"Segitu kangennya ya, Dim?"
"Maaf nih, Kak. Tapi gue abis nganterin cat nya Darrel."
"Yah..." Yudha berusaha memasang ekspresi kecewa meski gagal karena ia sendiri merasa geli.
"Iya, iya. Gue ke sini mau ketemu lo juga."
Walau semua berjalan secara tiba-tiba, tak ada rencana, tak ada perasaan, hubungan mereka masih berlanjut hingga kini.
Memasuki minggu kedua Dimas mulai terbiasa. Saling bertukar kabar disela-sela sibuk, menemani Yudha menyelesaikan tugas hingga larut malam, atau berkunjung seperti sekarang.
"Coba Kakak yang ajak duluan. Tunggu-tungguan begini nggak akan selesai. Cewek nembak duluan tuh sexy."
"Haha, iya deh nanti gue confess."
Yudha menyudahi obrolan mereka dengan saran. Tak ingin juga membuat Dimas menunggu lama.
Perempuan itu menatap Dimas yang dibalas senyum tipis. "Lo ganteng gini kenapa nggak suka cewek sih, Yud," katanya tiba-tiba.
"Udah jadi playboy mungkin gue, Kak, kalo pacaran sama cewek. Soalnya semua cewek tuh cantik, mau gue pacarin semua."
Meski niatnya bercanda, namun Dimas benar-benar merasa tidak suka saat mendengarnya. First impression yang buruk.
"Gue suka juga kok, cewek," kata Yudha setelah dia pergi. "Mantan gue di kampus ini juga."
"TMI banget ya."
Jika lebih dari ini mungkin Dimas tidak akan tinggal diam kedepannya. Mungkin Yudha terlihat biasa, namun siapa yang tau bagaimana perasaannya.
"Dim, pinjem jaket dong."
Jaket itu disodorkan tanpa bertanya, setelahnya Yudha pergi meninggalkannya. Dimas tak jadi menyusul saat Yudha menghampiri seorang perempuan lainnya.
"Maaf ya. Kalo lo nggak terima nanti gue gantiin jaket gue."
Bagaimana bisa Dimas tidak terima, jika barusan Yudha meminjam jaketnya untuk mengurangi rasa malu perempuan tadi akan noda di celana putihnya yang tidak disadari.
"Kayaknya kalo mereka tau, mereka juga bakal antri minta lo pacarin deh, Kak."
Dimas sedikit bersyukur. Tak terbayang jika mereka tau bagaimana Yudha yang sebenarnya.
Mungkin jika suatu hari nanti itu terjadi, Dimas tetap akan menjadi yang paling pertama untuk meminta dipacari Yudha.
"Dim, Dimas," panggil Yudha begitu mereka sampai.
"Iya, Kak?"
Tubuh itu mendekat, masih dengan iris yang menatapnya lekat. "Mau mampir?"

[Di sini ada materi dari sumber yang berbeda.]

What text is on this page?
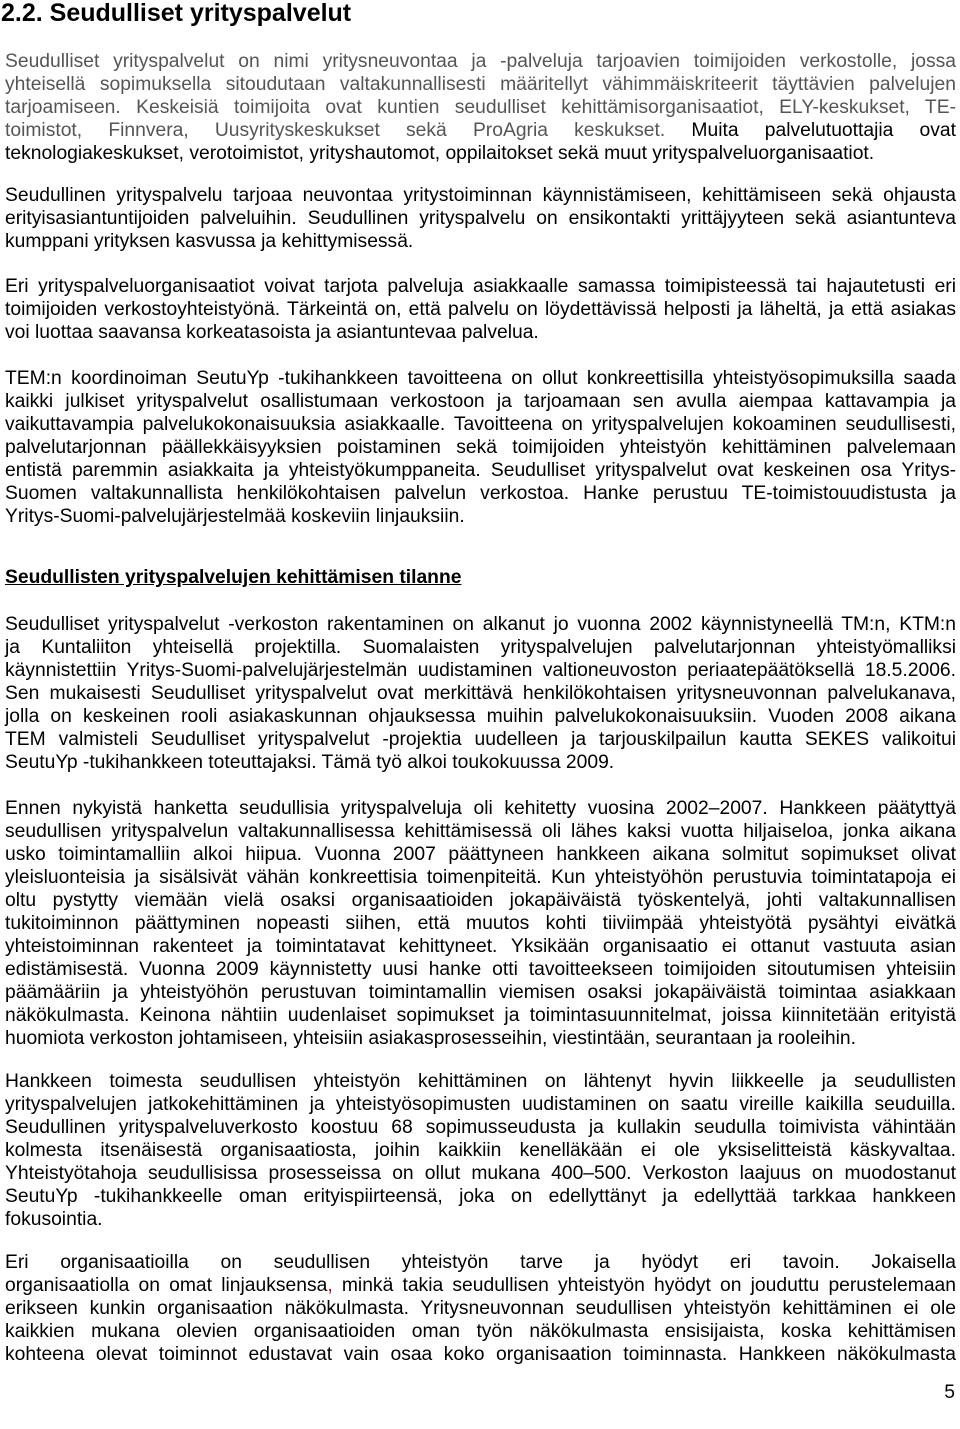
2.2. Seudulliset yrityspalvelut
Seudulliset yrityspalvelut on nimi yritysneuvontaa ja -palveluja tarjoavien toimijoiden verkostolle, jossa
yhteisellä sopimuksella sitoudutaan valtakunnallisesti määritellyt vähimmäiskriteerit täyttävien palvelujen
tarjoamiseen. Keskeisiä toimijoita ovat kuntien seudulliset kehittämisorganisaatiot, ELY-keskukset, TE-
toimistot, Finnvera, Uusyrityskeskukset sekä ProAgria keskukset. Muita palvelutuottajia ovat
teknologiakeskukset, verotoimistot, yrityshautomot, oppilaitokset sekä muut yrityspalveluorganisaatiot.
Seudullinen yrityspalvelu tarjoaa neuvontaa yritystoiminnan käynnistämiseen, kehittämiseen sekä ohjausta
erityisasiantuntijoiden palveluihin. Seudullinen yrityspalvelu on ensikontakti yrittäjyyteen sekä asiantunteva
kumppani yrityksen kasvussa ja kehittymisessä.
Eri yrityspalveluorganisaatiot voivat tarjota palveluja asiakkaalle samassa toimipisteessä tai hajautetusti eri
toimijoiden verkostoyhteistyönä. Tärkeintä on, että palvelu on löydettävissä helposti ja läheltä, ja että asiakas
voi luottaa saavansa korkeatasoista ja asiantuntevaa palvelua.
TEM:n koordinoiman SeutuYp -tukihankkeen tavoitteena on ollut konkreettisilla yhteistyösopimuksilla saada
kaikki julkiset yrityspalvelut osallistumaan verkostoon ja tarjoamaan sen avulla aiempaa kattavampia ja
vaikuttavampia palvelukokonaisuuksia asiakkaalle. Tavoitteena on yrityspalvelujen kokoaminen seudullisesti,
palvelutarjonnan päällekkäisyyksien poistaminen sekä toimijoiden yhteistyön kehittäminen palvelemaan
entistä paremmin asiakkaita ja yhteistyökumppaneita. Seudulliset yrityspalvelut ovat keskeinen osa Yritys-
Suomen valtakunnallista henkilökohtaisen palvelun verkostoa. Hanke perustuu TE-toimistouudistusta ja
Yritys-Suomi-palvelujärjestelmää koskeviin linjauksiin.
Seudullisten yrityspalvelujen kehittämisen tilanne
Seudulliset yrityspalvelut -verkoston rakentaminen on alkanut jo vuonna 2002 käynnistyneellä TM:n, KTM:n
ja Kuntaliiton yhteisellä projektilla. Suomalaisten yrityspalvelujen palvelutarjonnan yhteistyömalliksi
käynnistettiin Yritys-Suomi-palvelujärjestelmän uudistaminen valtioneuvoston periaatepäätöksellä 18.5.2006.
Sen mukaisesti Seudulliset yrityspalvelut ovat merkittävä henkilökohtaisen yritysneuvonnan palvelukanava,
jolla on keskeinen rooli asiakaskunnan ohjauksessa muihin palvelukokonaisuuksiin. Vuoden 2008 aikana
TEM valmisteli Seudulliset yrityspalvelut -projektia uudelleen ja tarjouskilpailun kautta SEKES valikoitui
SeutuYp -tukihankkeen toteuttajaksi. Tämä työ alkoi toukokuussa 2009.
Ennen nykyistä hanketta seudullisia yrityspalveluja oli kehitetty vuosina 2002–2007. Hankkeen päätyttyä
seudullisen yrityspalvelun valtakunnallisessa kehittämisessä oli lähes kaksi vuotta hiljaiseloa, jonka aikana
usko toimintamalliin alkoi hiipua. Vuonna 2007 päättyneen hankkeen aikana solmitut sopimukset olivat
yleisluonteisia ja sisälsivät vähän konkreettisia toimenpiteitä. Kun yhteistyöhön perustuvia toimintatapoja ei
oltu pystytty viemään vielä osaksi organisaatioiden jokapäiväistä työskentelyä, johti valtakunnallisen
tukitoiminnon päättyminen nopeasti siihen, että muutos kohti tiiviimpää yhteistyötä pysähtyi eivätkä
yhteistoiminnan rakenteet ja toimintatavat kehittyneet. Yksikään organisaatio ei ottanut vastuuta asian
edistämisestä. Vuonna 2009 käynnistetty uusi hanke otti tavoitteekseen toimijoiden sitoutumisen yhteisiin
päämääriin ja yhteistyöhön perustuvan toimintamallin viemisen osaksi jokapäiväistä toimintaa asiakkaan
näkökulmasta. Keinona nähtiin uudenlaiset sopimukset ja toimintasuunnitelmat, joissa kiinnitetään erityistä
huomiota verkoston johtamiseen, yhteisiin asiakasprosesseihin, viestintään, seurantaan ja rooleihin.
Hankkeen toimesta seudullisen yhteistyön kehittäminen on lähtenyt hyvin liikkeelle ja seudullisten
yrityspalvelujen jatkokehittäminen ja yhteistyösopimusten uudistaminen on saatu vireille kaikilla seuduilla.
Seudullinen yrityspalveluverkosto koostuu 68 sopimusseudusta ja kullakin seudulla toimivista vähintään
kolmesta itsenäisestä organisaatiosta, joihin kaikkiin kenelläkään ei ole yksiselitteistä käskyvaltaa.
Yhteistyötahoja seudullisissa prosesseissa on ollut mukana 400–500. Verkoston laajuus on muodostanut
SeutuYp -tukihankkeelle oman erityispiirteensä, joka on edellyttänyt ja edellyttää tarkkaa hankkeen
fokusointia.
Eri organisaatioilla on seudullisen yhteistyön tarve ja hyödyt eri tavoin. Jokaisella
organisaatiolla on omat linjauksensa, minkä takia seudullisen yhteistyön hyödyt on jouduttu perustelemaan
erikseen kunkin organisaation näkökulmasta. Yritysneuvonnan seudullisen yhteistyön kehittäminen ei ole
kaikkien mukana olevien organisaatioiden oman työn näkökulmasta ensisijaista, koska kehittämisen
kohteena olevat toiminnot edustavat vain osaa koko organisaation toiminnasta. Hankkeen näkökulmasta
5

Bagai tersihir tatapan hazel indah tersebut, kalimat yang terdengar seperti permintaan mutlak dari bibirnya, Dimas tak mampu bereaksi selain mengikuti yang lebih tua untuk segera turun.
Memang bukan pertamakali meski tak pernah sampai pagar. Tak menyangka bisa berada di sini, di kamar ini, hanya berdua dengan Yudha.
"Dimas."
"I-iya?"
Makin gugup saat tubuh itu kembali mendekat, lebih dekat dari sebelumnya hingga Dimas dapat mencium harum parfum di kemejanya.
"Mau ciuman?"
"H-h-hah??!"
"Kenapa kaget banget begitu, sih? Lo nggak pernah ciuman emang?"
"Y-ya pernah."
Yudha terkekeh kecil. Menepuk tempat kosong di sebelah setelah menghidupkan playstation. "Bisa main FIFA?"

KAMU SEDANG MEMBACA
First Time
FanfictionJati diri yang baru membuat Dimas bukan apa-apa dibandingkan dirinya yang dulu. Nasihat percintaan yang biasa ia beri pada teman-temannya hanya menjadi angin lalu, karena tak memberi manfaat apa-apa pada dirinya. Semua hal kembali menjadi pengalama...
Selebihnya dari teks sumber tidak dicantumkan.